Without action to curb carbon emissions, man's livable habitat will shrink starkly, said Stephen Schneider, a Stanford scientist who was one of the authors. "Don't be poor in a hot country, don't live in hurricane alley, watch out about being on the coasts or in the Arctic, and it's a bad idea to be on high mountains with glaciers melting."

"We can fix this," by investing a small part of the world's economic growth rate, said Schneider. "It's trillions of dollars, but it's a very trivial thing."

Negotiators pored over the 21-page draft meant to be a policy guide for governments. The summary pares down the full 1,572-page scientific assessment of the evidence of climate change so far, and the impact it will have on the Earth's most vulnerable people and ecosystems.

More than 120 nations attended the meeting. Each word was approved by consensus, and any change had to be approved by the scientists who drew up that section of the report.

Parry denied the hard-fought editing process resulted in a watered-down version, but acknowledged that "certain messages were lost."

At one point early Friday, it looked like the report "was not going to be accepted. It was very, very close to that point," said David Karoly, one of the scientific authors from the University of Oklahoma.

Though weakened by the deletion of some elements, the final report "will send a very, very clear signal" to governments, said Yvo de Boer, the U.N.'s top climate official. 

The summary will be presented to the G8 summit of the world's richest nations in June, when the European Union is expected to renew appeals to President Bush to join in international efforts to control emissions of fossil fuels.

This year's series of reports by the IPCC were the first in six years from the prestigious body of 2,500 scientists, formed in 1988. Public awareness of climate change gave the IPCC's work unaccustomed importance and fueled the intensity of the closed-door negotiations during the five-day meeting.

"The urgency of this report prepared by the world's top scientists should be matched by an equally urgent response from governments," said Hans Verolme, director of the global climate change program of the World Wide Fund for Nature.

At the final session, the conference snagged over a sentence that said the impact of climate change already were being observed on every continent and in most oceans. 
"There is very high confidence that many natural systems are being affected by regional climate changes, particularly temperature increases," said the statement on the first page of text.

But China insisted on striking the word "very," injecting doubt into what the scientists argued were indisputable observations. The report's three authors refused to go along with the change, resulting in an hours-long deadlock that was broken by a U.S. compromise to delete any reference to confidence levels. 

It is the second of four reports from the IPCC this year; the first report in February laid out the scientific case for how global warming is happening. This second report is the "so what" report, explaining what the effects of global warming will be.
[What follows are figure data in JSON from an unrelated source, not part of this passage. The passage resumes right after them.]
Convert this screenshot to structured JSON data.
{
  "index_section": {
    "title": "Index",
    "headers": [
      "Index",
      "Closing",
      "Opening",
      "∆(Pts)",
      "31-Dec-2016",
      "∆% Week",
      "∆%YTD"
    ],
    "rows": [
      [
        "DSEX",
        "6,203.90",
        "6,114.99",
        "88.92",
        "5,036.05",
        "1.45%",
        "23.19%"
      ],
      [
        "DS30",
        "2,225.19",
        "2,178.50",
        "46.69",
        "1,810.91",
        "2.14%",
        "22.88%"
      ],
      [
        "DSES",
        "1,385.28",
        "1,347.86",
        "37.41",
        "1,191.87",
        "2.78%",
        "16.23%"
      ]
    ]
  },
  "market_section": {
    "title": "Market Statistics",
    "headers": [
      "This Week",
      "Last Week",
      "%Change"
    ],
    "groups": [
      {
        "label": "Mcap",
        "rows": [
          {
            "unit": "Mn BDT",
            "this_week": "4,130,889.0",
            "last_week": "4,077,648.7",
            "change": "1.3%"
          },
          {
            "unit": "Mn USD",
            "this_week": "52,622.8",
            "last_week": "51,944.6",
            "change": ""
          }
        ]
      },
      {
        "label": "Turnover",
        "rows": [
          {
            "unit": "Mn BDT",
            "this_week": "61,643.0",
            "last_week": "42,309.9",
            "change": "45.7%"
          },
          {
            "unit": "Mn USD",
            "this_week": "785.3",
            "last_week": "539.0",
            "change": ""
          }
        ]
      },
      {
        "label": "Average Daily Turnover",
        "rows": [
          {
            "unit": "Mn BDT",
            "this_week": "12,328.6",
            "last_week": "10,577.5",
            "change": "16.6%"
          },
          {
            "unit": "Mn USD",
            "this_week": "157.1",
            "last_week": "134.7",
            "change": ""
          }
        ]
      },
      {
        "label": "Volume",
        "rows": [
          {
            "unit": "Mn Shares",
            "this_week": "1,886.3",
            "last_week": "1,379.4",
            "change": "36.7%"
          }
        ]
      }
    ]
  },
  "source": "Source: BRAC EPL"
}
For the first time, the scientists broke down their predictions into regions, and forecast that climate change will affect billions of people.

North America will experience more severe storms with human and economic loss, and cultural and social disruptions. It can expect more hurricanes, floods, droughts, heat waves and wildfires, it said. Coasts will be swamped by rising sea levels. In the short term, crop yields may increase by 5 percent to 20 percent from a longer growing season, but will plummet if temperatures rise by 7.2 degrees.

Africa will be hardest hit. By 2020, up to 250 million people are likely to be exposed to water shortages. In some countries, food production could fall by half, it said. 
Parts of Asia are threatened with massive flooding and avalanches from melting Himalayan glaciers. Europe also will see its Alpine glaciers disappear. Australia's Great Barrier Reef will lose much of its coral to bleaching from even moderate increases in sea temperatures, the report said.

Separately, an independent organization that keeps tabs on glacial melting in Austria's Alps said its latest survey confirms that the ice sheets continue to shrink significantly and predicted most will vanish by the end of the century.

The Austrian Alpine Association said experts measured 105 of Austria's 925 glaciers last year and found they had receded by an average of 52 1/2 feet, with one of the sheets shrinking a dramatic 262 feet during 2006.


----------